= Rohini Salian =

Indian attorney (born 1947)

Rohini Salian (born 1947) is an Indian lawyer and former Chief Public Prosecutor for the State of Maharashtra in the Sessions Court, Mumbai. She was also a special public prosecutor for the Indian National Investigation Agency.

== Early life and education ==
Salian was born in Mangalore and initially studied art, before moving to Mumbai in 1982 and studying law.

== Career ==

=== Chief Public Prosecutor for Sessions Court, Mumbai ===
Salian was a public prosecutor for the State of Maharashtra, and served as the Chief Public Prosecutor for the State of Maharashtra in the Sessions Court, Mumbai, from 2001 to 2007. Salian is a leading Indian public prosecutor in the sessions court. Salian has handled several important cases such as the Borivali double murders case, the J J shootout case, the Sara Sahara shopping complex case and the Ghatkopar and Mulund blast cases.

=== Special Prosecutor - TADA, MCOCA, and POTA ===
In 1994, Salian was appointed as a special prosecutor for cases filed under the Terrorist and Disruptive Activities (Prevention) Act. Later, she was also appointed to prosecute cases under the Maharashtra Control of Organised Crime Act, and the Prevention of Terrorism Act, 2002.

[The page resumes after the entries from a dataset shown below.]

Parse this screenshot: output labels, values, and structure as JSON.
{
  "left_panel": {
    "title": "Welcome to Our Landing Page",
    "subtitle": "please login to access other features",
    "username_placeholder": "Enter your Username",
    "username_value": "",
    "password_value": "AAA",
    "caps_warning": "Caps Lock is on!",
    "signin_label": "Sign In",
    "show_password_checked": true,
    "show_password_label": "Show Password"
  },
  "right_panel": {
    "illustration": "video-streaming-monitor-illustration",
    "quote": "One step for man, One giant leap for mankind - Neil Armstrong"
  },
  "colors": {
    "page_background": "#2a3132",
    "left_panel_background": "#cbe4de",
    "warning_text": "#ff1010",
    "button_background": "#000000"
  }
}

==== Notable Cases under TADA, MCOCA and POTA ====

===== JJ Hospital Shootings =====
In 1992, Salian prosecuted Subhash Thakur, Brijesh Singh, Pappu Kalani, and others associated with mob leader Dawood Ibrahim for a shooting that took place in J.J. Hospital in Mumbai. Salian on behalf of the State of Maharashtra argued that the accused had entered the hospital and shot and killed Shailash Haldankar, who was associated with a rival gang led by Arun Gawli, as an act of revenge for the murder of a member of Ibrahim's family. They were also charged with the deaths of two police constables, who were killed while on duty at the hospital. They were charged under the provisions of the Terrorist and Disruptive Activities (Prevention) Act (TADA). A special court constituted under TADA convicted nine people for the shootings, and acquitted three. The case is still ongoing, with appeals being heard.

===== March 2003 Mumbai Bombing =====
Salian acted as a special prosecutor in the case concerning a bomb explosion on a train that was at Mulund Railway Station in Mumbai, which resulted in the deaths of twelve people. Fifteen people were charged in a special court for offences under the Prevention of Terrorism Act. Two of the accused died during the course of the trial, and the remaining thirteen were convicted in 2016.

==== Malegaon Blast Case and Criticism of Government ====
In 2015, Salian publicly criticised the National Investigation Agency, stating that officials within the organisation had attempted to prevent her from prosecuting the accused in the 2006 Malegaon bombings incident. Salian stated that the policy concerning the prosecution of the case had changed since the NDA government led by Prime Minister Narendra Modi had come to power in 2014, and that she had been asked to 'go soft' on the accused as they were linked to Hindu extremists. In response to her allegations, a criminal contempt case was filed against Salian by a resident of Mumbai, Sanjay Lakhe Patil. In an affidavit filed in the case concerning this contempt case, Salian named the NIA officers who had sought to interfere with her prosecution of the Malegaon bombings incident. Her allegations were denied by the NIA, which subsequently dropped charges against the accused in the case.

Salian was discharged as Special Public Prosecutor from the case, following her allegations. Following this, in September 2015, activist Harsh Mander filed a Public Interest Litigation petition at the Supreme Court of India, seeking their intervention to ensure a fair trial in the Malegaon case and accusing the NDA government of interfering with the prosecutor's ability to prosecute the case. The case was initially placed before a bench consisting of Justice U.U. Lalit and Justice F. M. I. Khalifulla; however, Justice Lalit recused himself on the grounds that he had previously appeared for some of the accused.

=== Private Practice ===
After retiring from public office, Salian returned to private practice and has been working as a defence lawyer in criminal matters, in Mumbai.